Ben iceride yagmurdan ve anneme verdigim sancidan habersiz neler hissediyordum tabii ki Allah bilir!   Annem bu sirada neler dusunuyordu acaba?   Hic olecegi korkusuna kapildi mi ki?   Benim kiz mi oglan mi olmami istiyordu ki?   Ama eger oglan olmazsam babamin cok hayal kirikligina ugrayacagini zannediyor olmaliydi.   Zira genc bir tegmen olan babam, arkadaslari ile iddiaya giriyormus: 'Erkek adamin erkek oglu olur!' gibisinden.  Annemin tek tercihinin ise saglikli ve hayirli bir evlat olmam uzerine olduguna da ben iddiaya girebilirim. Zira canla basla dogumu yapan ve sagligin herseyden daha onemli olduguna fiziksel olarak dogum anlarinda en cok yaklasan annem!   Cektigi sikintiyi da bir Allah bilir bir de kendisi!   Eminim babam da hem annemin hem de benim sag salim bu mucadeleden cikabilmemiz icin hastane kapisinda beklerken, yani is gercekten ciddiye bindigi anda dua etmistir.  

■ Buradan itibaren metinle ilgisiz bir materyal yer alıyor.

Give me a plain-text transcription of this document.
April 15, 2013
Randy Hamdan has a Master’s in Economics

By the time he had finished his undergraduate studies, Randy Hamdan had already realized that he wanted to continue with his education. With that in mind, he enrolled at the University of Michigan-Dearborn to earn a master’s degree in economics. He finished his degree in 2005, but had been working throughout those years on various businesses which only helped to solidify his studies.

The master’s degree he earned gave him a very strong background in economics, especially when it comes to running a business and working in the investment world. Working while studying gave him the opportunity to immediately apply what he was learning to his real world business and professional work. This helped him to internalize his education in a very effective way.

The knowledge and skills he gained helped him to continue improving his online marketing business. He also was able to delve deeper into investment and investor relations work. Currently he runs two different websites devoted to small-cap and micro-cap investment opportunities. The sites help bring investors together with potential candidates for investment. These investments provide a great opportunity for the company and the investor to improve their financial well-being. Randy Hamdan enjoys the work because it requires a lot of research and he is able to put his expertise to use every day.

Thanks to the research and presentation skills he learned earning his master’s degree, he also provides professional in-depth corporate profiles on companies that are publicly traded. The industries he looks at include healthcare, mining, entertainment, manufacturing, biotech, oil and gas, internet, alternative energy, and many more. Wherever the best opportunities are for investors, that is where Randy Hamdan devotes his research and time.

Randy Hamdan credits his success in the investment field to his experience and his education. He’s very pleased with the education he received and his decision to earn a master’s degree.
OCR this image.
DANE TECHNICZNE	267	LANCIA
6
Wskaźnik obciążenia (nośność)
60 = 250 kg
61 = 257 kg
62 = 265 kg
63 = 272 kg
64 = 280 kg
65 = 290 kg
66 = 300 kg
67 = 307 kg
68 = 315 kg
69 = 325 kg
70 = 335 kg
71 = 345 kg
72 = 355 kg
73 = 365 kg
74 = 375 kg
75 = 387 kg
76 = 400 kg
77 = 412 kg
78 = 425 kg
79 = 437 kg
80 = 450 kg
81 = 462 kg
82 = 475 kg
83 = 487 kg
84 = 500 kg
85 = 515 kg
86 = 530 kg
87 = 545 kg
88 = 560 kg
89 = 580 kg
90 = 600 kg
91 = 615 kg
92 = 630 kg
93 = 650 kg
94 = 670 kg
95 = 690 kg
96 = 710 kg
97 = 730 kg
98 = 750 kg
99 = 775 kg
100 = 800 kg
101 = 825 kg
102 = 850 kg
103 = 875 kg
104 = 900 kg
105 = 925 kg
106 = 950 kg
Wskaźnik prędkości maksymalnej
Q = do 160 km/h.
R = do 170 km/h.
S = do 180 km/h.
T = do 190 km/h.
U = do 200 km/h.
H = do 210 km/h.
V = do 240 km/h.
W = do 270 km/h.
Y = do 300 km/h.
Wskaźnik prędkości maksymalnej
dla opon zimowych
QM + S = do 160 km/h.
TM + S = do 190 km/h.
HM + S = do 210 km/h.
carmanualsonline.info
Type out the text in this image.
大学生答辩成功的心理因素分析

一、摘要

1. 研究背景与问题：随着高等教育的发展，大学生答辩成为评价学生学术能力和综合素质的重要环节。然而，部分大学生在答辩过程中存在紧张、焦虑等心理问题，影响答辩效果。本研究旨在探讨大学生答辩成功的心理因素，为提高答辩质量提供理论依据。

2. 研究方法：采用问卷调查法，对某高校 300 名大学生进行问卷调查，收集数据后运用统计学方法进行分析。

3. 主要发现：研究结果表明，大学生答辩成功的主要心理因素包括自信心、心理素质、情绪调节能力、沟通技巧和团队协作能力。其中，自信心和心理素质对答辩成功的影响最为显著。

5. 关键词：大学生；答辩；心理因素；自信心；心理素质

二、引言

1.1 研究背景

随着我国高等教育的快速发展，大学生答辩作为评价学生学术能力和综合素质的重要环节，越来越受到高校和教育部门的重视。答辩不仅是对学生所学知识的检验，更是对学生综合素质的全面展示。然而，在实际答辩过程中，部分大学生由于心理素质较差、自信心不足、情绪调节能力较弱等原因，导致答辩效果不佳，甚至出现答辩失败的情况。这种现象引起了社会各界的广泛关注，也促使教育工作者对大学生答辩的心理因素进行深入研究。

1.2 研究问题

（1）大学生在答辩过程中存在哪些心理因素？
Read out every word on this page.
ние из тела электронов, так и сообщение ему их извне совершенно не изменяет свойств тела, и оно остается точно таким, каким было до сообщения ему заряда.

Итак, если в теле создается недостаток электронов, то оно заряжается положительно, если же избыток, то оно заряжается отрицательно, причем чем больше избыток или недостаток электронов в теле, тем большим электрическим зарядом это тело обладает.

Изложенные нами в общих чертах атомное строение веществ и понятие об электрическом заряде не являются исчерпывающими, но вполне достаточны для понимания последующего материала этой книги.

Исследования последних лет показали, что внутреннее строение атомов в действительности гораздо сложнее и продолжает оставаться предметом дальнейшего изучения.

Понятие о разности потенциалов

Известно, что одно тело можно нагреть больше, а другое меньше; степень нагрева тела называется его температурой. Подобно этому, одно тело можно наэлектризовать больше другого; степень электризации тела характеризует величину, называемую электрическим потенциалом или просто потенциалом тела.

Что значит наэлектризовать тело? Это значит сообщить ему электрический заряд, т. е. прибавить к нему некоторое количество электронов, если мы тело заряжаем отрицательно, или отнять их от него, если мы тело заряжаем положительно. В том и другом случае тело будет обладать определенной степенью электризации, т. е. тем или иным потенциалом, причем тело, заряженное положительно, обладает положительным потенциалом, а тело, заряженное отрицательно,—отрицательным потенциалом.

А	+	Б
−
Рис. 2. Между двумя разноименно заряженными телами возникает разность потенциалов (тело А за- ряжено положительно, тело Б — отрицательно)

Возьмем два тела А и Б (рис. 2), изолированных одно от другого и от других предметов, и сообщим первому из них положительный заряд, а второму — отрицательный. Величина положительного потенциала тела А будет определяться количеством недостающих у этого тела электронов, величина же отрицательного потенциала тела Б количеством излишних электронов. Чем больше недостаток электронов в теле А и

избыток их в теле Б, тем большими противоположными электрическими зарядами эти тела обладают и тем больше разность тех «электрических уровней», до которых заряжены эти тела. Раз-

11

Ertesi gun ikindiye dogru dunyaya gozlerimi acmisim. Annem zamanin ikindi oldugunu ezan seslerinden biliyor olmali.  Oyle ise saatlerden de ogleden sonra dorde yakin bir zaman!   Beni ebe dogurttuguna gore onun kucagina cikmis olmaliyim. Boylece kirmizi suratli ve kara sacli bir kiz bebek oldugumu ilk bu ebe kadin gormus. Simdi kimbilir kacinci olum yildonumu olmustur. Hem nereden biliyorum ki oldugunu, belki de hala yasiyordur.   Allah ondan razi olsun!   Beni de dogurttu ya!  Icinden dogurttugu her bebege dua ettigi gibi bana da dua etti mi ki?  Ne diye dua ederdi acaba?  Bir besmele ceker arkasindan da 'Masaallah! Masaallah!' derdi belki.  Annem kendine geldikten ve beni kucagina aldiktan sonra bu ilk karsilasma ani icin ise hep soyle der:  'Ayy ne de cirkin bir bebek!  Bakin ayol bunun gozleri de sasi.'  Canim Nuray halacigim o anda annemin yanindadir.  O da bana bakar ve sasi da gozuksem beni sevdigini daha o anda anlar.  Babam da anneannem de gelirler.  Onlar da benim sasi sasi ve saskin saskin bakan gozlerime bakip beni pek severler.
 


Iste o anin resmini boylece cekiverirler. Bu bir mutluluk aninin, unutulmaz bir kavusmanin resmidir.  Babam siyah takim elbisesinin icinde cok yakisikli ve kollarinin butun genisligi ile kavradigi ailesi ile cok gururludur.  Halam cok genc annem cok guzel ve anneannem de cok mutludurlar bu resimde.  Tabiiki ben ise sasi ve saskin!  O gunden hafizamda kalan baska bir sey ise biz ilk geceyi annemle hastanede gecirirken, ben annemin ilik sutunu annem de hastane mutfaginin ona cok lezzetli gelen hala unutamadigi, unla kizartilmis yogurtlu kabagini yerken, babamin, halam ve anneannemi alip sinemaya goturmesi ve sinemanin seslerinin kesilen yagmurun ardindan annemin odasina gelmesidir.  Sinemada hangi film oynuyordu biz seyretmedigimiz icin bilemiyorum ama bir Mayis gecesinde musterileri beklerken sinemacinin caldigi sarkiyi biliyorum ve cok seviyorum:  Karadir kaslarin ferman yazdirir, bu ask beni diyar diyar gezdirir, lokman hekim gelse yaram azdirir, yarami sarmaya yar kendi gelsin!".turku bir yerinde de soyle soyler ve bana hep dogdugum o guzel gunu ve kavusma anini hatirlatir: Olum ver Allah'im ayrilik verme!'  Iste benim hayatim da o gun; o gunden once ve o gunden sonra dogan butun diger insanlarin hayatlari gibi baslayivermisti.  Bir sicacik annenin kucaginda!  Ne olurdu sanki o guzel anlari hatirlayabilseydik Allahim?  Eger insanin en cok sevildigi ve annesine en cok yakin oldugu bu guzel anlari hatirlasaydik, buyumeyi hic mi istemezdik diye?  Belki de o guzel anlari zamani geldiginde, kismet oldugunda, anneler ve babalar olarak hafizalarimiza kazimamiz daha anlamlidir hayatin devami icin diye mi! Kim bilir?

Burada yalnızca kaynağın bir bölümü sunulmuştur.